Lately, I've thought a lot about her response: "I asked my grandfather, at his 50th wedding anniversary, how he had managed to stay married to the same woman for so many years, and he said, 'I haven't. She has changed so many times, in so many ways, from the woman I married, and I continually re-discover her.'"
I'm embarrassed to tell you my response, but here it is: "Huh. I wonder how I'll change." The fact that I never gave a smidge of thought to the idea that my partner might also change perhaps speaks to my small-minded self-focus, and possibly the reason for those short-term relationships. But, hey, I didn't have a partner at the time, so I'm cutting myself a little slack on that end.
Karma is wiggling her clever tongue at me. I can almost hear her chanting, "Naah naah nah naah naah," because all these years later I have a husband, and he is not quite the same man I married five years ago.
When R and I fell in love we were city-type dwellers. We enjoyed the occasional hike, but we spent most of our days roaming neighborhoods, evenings at the movie theater. R regularly tried to convince me that he was an outdoorsman, and I would chuckle to myself.
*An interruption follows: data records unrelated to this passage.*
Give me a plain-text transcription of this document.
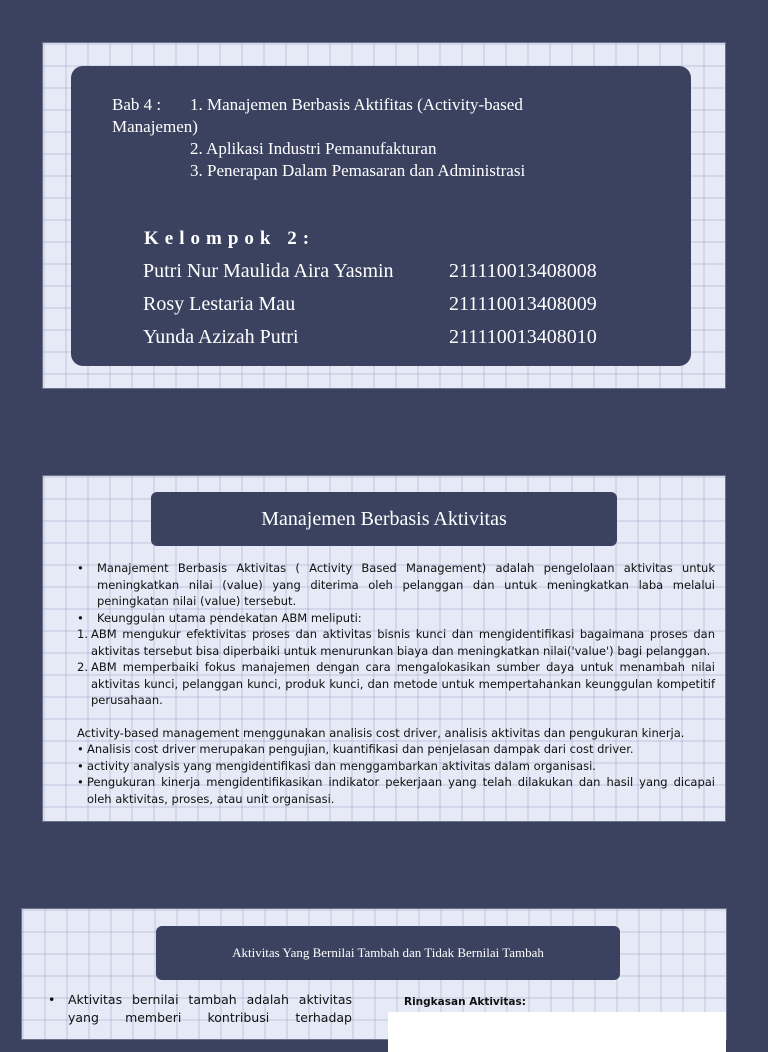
Bab 4 : 1. Manajemen Berbasis Aktifitas (Activity-based
Manajemen)
2. Aplikasi Industri Pemanufakturan
3. Penerapan Dalam Pemasaran dan Administrasi
Kelompok 2:
Putri Nur Maulida Aira Yasmin	211110013408008
Rosy Lestaria Mau	211110013408009
Yunda Azizah Putri	211110013408010
Manajemen Berbasis Aktivitas
• Manajement Berbasis Aktivitas ( Activity Based Management) adalah pengelolaan aktivitas untuk meningkatkan nilai (value) yang diterima oleh pelanggan dan untuk meningkatkan laba melalui peningkatan nilai (value) tersebut.
• Keunggulan utama pendekatan ABM meliputi:
1. ABM mengukur efektivitas proses dan aktivitas bisnis kunci dan mengidentifikasi bagaimana proses dan aktivitas tersebut bisa diperbaiki untuk menurunkan biaya dan meningkatkan nilai('value') bagi pelanggan.
2. ABM memperbaiki fokus manajemen dengan cara mengalokasikan sumber daya untuk menambah nilai aktivitas kunci, pelanggan kunci, produk kunci, dan metode untuk mempertahankan keunggulan kompetitif perusahaan.
Activity-based management menggunakan analisis cost driver, analisis aktivitas dan pengukuran kinerja.
• Analisis cost driver merupakan pengujian, kuantifikasi dan penjelasan dampak dari cost driver.
• activity analysis yang mengidentifikasi dan menggambarkan aktivitas dalam organisasi.
• Pengukuran kinerja mengidentifikasikan indikator pekerjaan yang telah dilakukan dan hasil yang dicapai oleh aktivitas, proses, atau unit organisasi.
Aktivitas Yang Bernilai Tambah dan Tidak Bernilai Tambah
• Aktivitas bernilai tambah adalah aktivitas
yang memberi kontribusi terhadap
Ringkasan Aktivitas:
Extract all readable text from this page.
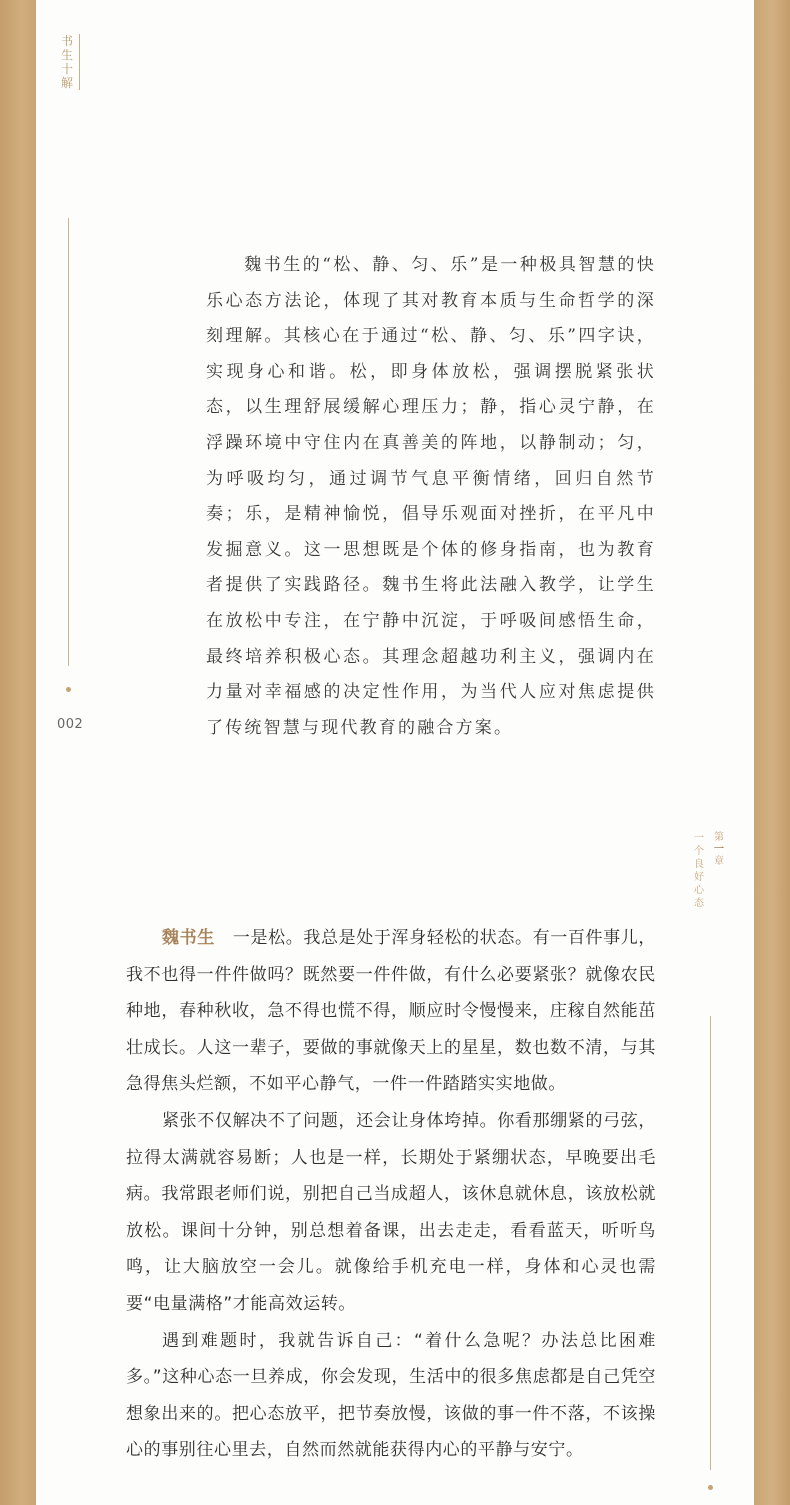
书
生
十
解
002

魏书生的“松、静、匀、乐”是一种极具智慧的快乐心态方法论，体现了其对教育本质与生命哲学的深刻理解。其核心在于通过“松、静、匀、乐”四字诀，实现身心和谐。松，即身体放松，强调摆脱紧张状态，以生理舒展缓解心理压力；静，指心灵宁静，在浮躁环境中守住内在真善美的阵地，以静制动；匀，为呼吸均匀，通过调节气息平衡情绪，回归自然节奏；乐，是精神愉悦，倡导乐观面对挫折，在平凡中发掘意义。这一思想既是个体的修身指南，也为教育者提供了实践路径。魏书生将此法融入教学，让学生在放松中专注，在宁静中沉淀，于呼吸间感悟生命，最终培养积极心态。其理念超越功利主义，强调内在力量对幸福感的决定性作用，为当代人应对焦虑提供了传统智慧与现代教育的融合方案。

一
个
良
好
心
态
第
一
章

魏书生 一是松。我总是处于浑身轻松的状态。有一百件事儿，我不也得一件件做吗？既然要一件件做，有什么必要紧张？就像农民种地，春种秋收，急不得也慌不得，顺应时令慢慢来，庄稼自然能茁壮成长。人这一辈子，要做的事就像天上的星星，数也数不清，与其急得焦头烂额，不如平心静气，一件一件踏踏实实地做。

紧张不仅解决不了问题，还会让身体垮掉。你看那绷紧的弓弦，拉得太满就容易断；人也是一样，长期处于紧绷状态，早晚要出毛病。我常跟老师们说，别把自己当成超人，该休息就休息，该放松就放松。课间十分钟，别总想着备课，出去走走，看看蓝天，听听鸟鸣，让大脑放空一会儿。就像给手机充电一样，身体和心灵也需要“电量满格”才能高效运转。

遇到难题时，我就告诉自己：“着什么急呢？办法总比困难多。”这种心态一旦养成，你会发现，生活中的很多焦虑都是自己凭空想象出来的。把心态放平，把节奏放慢，该做的事一件不落，不该操心的事别往心里去，自然而然就能获得内心的平静与安宁。
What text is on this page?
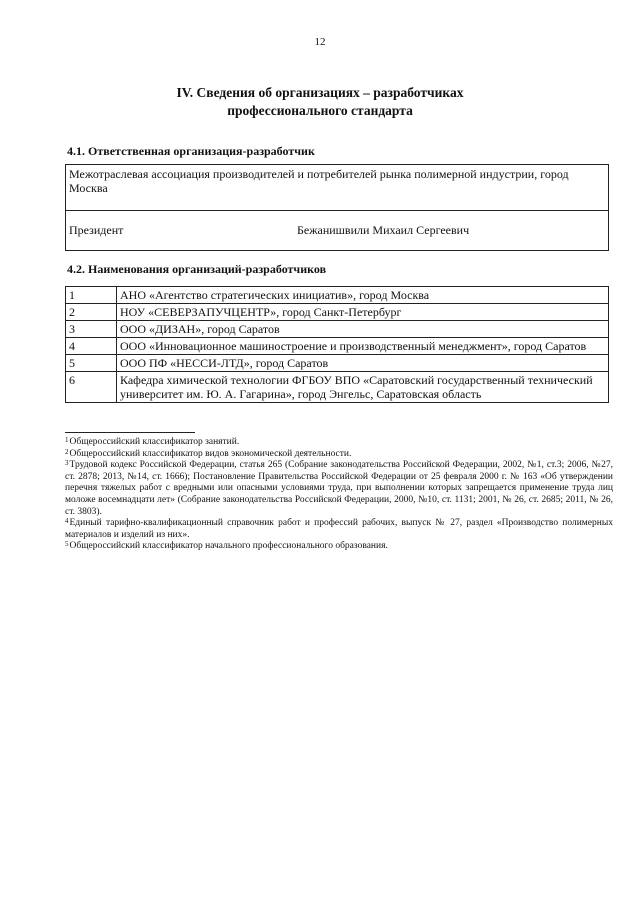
12
IV. Сведения об организациях – разработчиках
профессионального стандарта
4.1. Ответственная организация-разработчик
Межотраслевая ассоциация производителей и потребителей рынка полимерной индустрии, город Москва
Президент	Бежанишвили Михаил Сергеевич
4.2. Наименования организаций-разработчиков
1	АНО «Агентство стратегических инициатив», город Москва
2	НОУ «СЕВЕРЗАПУЧЦЕНТР», город Санкт-Петербург
3	ООО «ДИЗАН», город Саратов
4	ООО «Инновационное машиностроение и производственный менеджмент», город Саратов
5	ООО ПФ «НЕССИ-ЛТД», город Саратов
6	Кафедра химической технологии ФГБОУ ВПО «Саратовский государственный технический университет им. Ю. А. Гагарина», город Энгельс, Саратовская область

$^1$Общероссийский классификатор занятий.

$^2$Общероссийский классификатор видов экономической деятельности.

$^3$Трудовой кодекс Российской Федерации, статья 265 (Собрание законодательства Российской Федерации, 2002, №1, ст.3; 2006, №27, ст. 2878; 2013, №14, ст. 1666); Постановление Правительства Российской Федерации от 25 февраля 2000 г. № 163 «Об утверждении перечня тяжелых работ с вредными или опасными условиями труда, при выполнении которых запрещается применение труда лиц моложе восемнадцати лет» (Собрание законодательства Российской Федерации, 2000, №10, ст. 1131; 2001, № 26, ст. 2685; 2011, № 26, ст. 3803).

$^4$Единый тарифно-квалификационный справочник работ и профессий рабочих, выпуск № 27, раздел «Производство полимерных материалов и изделий из них».

$^5$Общероссийский классификатор начального профессионального образования.
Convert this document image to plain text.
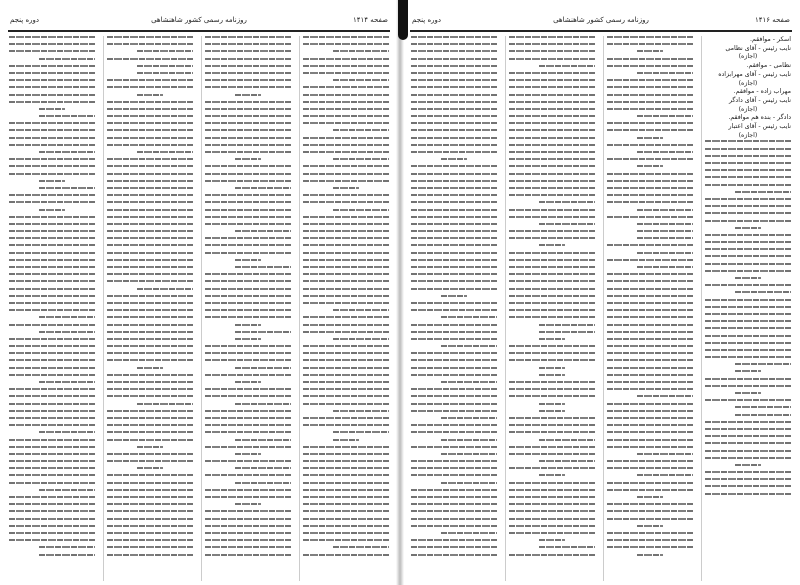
صفحه ۱۴۱۴
روزنامه رسمی کشور شاهنشاهی
دوره پنجم	صفحه ۱۴۱۶
روزنامه رسمی کشور شاهنشاهی
دوره پنجم
اسکر - موافقم.
نایب رئیس - آقای نظامی
(اجازه)
نظامی - موافقم.
نایب رئیس - آقای مهرابزاده
(اجازه)
مهراب زاده - موافقم.
نایب رئیس - آقای دادگر
(اجازه)
دادگر - بنده هم موافقم.
نایب رئیس - آقای اعتبار
(اجازه)
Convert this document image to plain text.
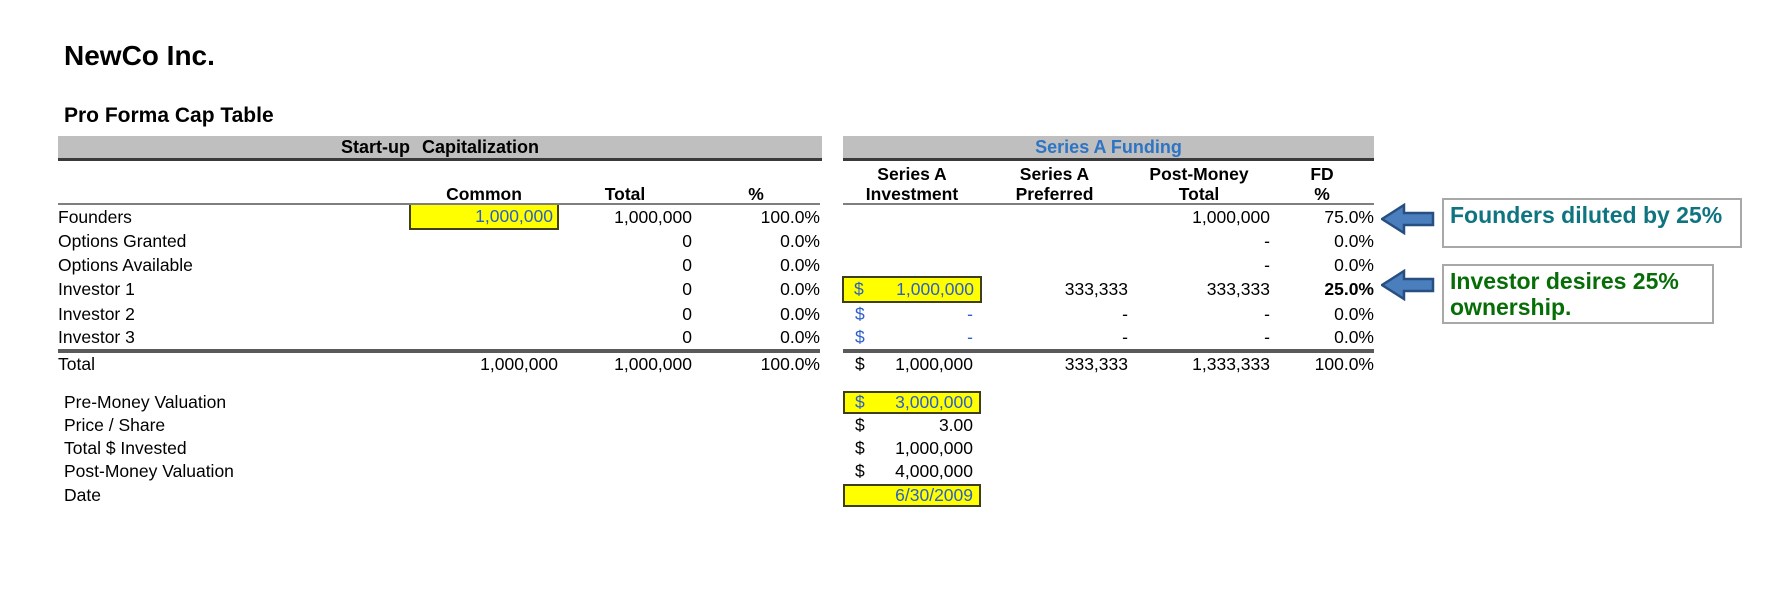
NewCo Inc.
Pro Forma Cap Table
Start-up Capitalization	Series A Funding
					Series A	Series A	Post-Money	FD
	Common	Total	%		Investment	Preferred	Total	%
Founders	1,000,000	1,000,000	100.0%				1,000,000	75.0%
Options Granted		0	0.0%				-	0.0%
Options Available		0	0.0%				-	0.0%
Investor 1		0	0.0%		$ 1,000,000	333,333	333,333	25.0%
Investor 2		0	0.0%		$ -	-	-	0.0%
Investor 3		0	0.0%		$ -	-	-	0.0%
Total	1,000,000	1,000,000	100.0%		$ 1,000,000	333,333	1,333,333	100.0%
Pre-Money Valuation	$ 3,000,000
Price / Share	$	3.00
Total $ Invested	$ 1,000,000
Post-Money Valuation	$ 4,000,000
Date	6/30/2009
Founders diluted by 25%
Investor desires 25% ownership.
Then we moved to the woods, and R came home. When we first arrived at our little camp on the lake, R pulled a book off of the shelf titled The Homesteader's Guide and told me when he was young he could be bewitched by its secrets for hours. At the time I didn't think much of it, but now I see that moment as a kind of foreshadowing.
Rick left The Woods at 18 after the death of a good friend, joined the Navy and didn't look back for twenty years. It wasn't until his parents mentioned selling the camp that he realized how much it meant to him. There's a line in a Josh Ritter song that goes, "you didn't know that it was home 'til you up and left." I think that line applies to California and me, but for R the opposite is true. He didn't know that The Woods were home 'til he came back.
Now he's re-discovered his inner outdoorsman. In Alameda he spent his alone time studying technology. These days, when he's not running a chainsaw, he watches youtube videos about mushroom hunting, permaculture, cider brewing, chicken and worm farming. He fantasizes about turning all of our land into vegetable gardens and living off the grid.
But every time R mentions buying livestock I think, "Where will we find someone fool enough to care for a llama while we're in Paris?"
That's right. I'm no outdoorswoman. I don't mind getting my hands garden-dirty every once in a while, but if R's gone, the land suffers, and while we currently have no plans to visit Paris, I long for travel, or at least evenings of Indian dinner and a late foreign film. Heck, I long for a date.
At some point during the course of last summer I realized that R's happiness has become one with The Woods, while the thing that keeps me going is, well, going. Suddenly we seemed to have conflicting pursuits of happiness.
Then, I had a complete freak out. Fortunately, my very wise friend Frog Mama told me something she learned about marriage: Not only do two married people change over time, they also have to fall out of love every so often so that they may fall in love all over again. It may sound odd, but I find that idea very comforting because it means that I (we) don't have to remain in a state of wedded bliss at all times. Also, it means that the bliss will return if we welcome it.
And then, to top it all, our UU minister gave a lovely sermon (find it here) about the wrongness of pursuing happiness, about engaging with the world around us and letting happiness, or contentedness, come.
So, I'm engaging with the Unitarian Church and all that it represents (love and acceptance, among other ideals) which goes to show how far my formerly-atheist heart has come, how much I too have changed.
What this means in practice is that I go mushroom hunting with R, and he comes to church with me. While I still check the travel sites for cheap tickets to Europe (and Disneyworld), and I'm terrified that R might one day ask me to eat a foraged mushroom, I'm letting go of the hot pursuit-- and the freak out. Whatever comes, it'll find me here in The Woods.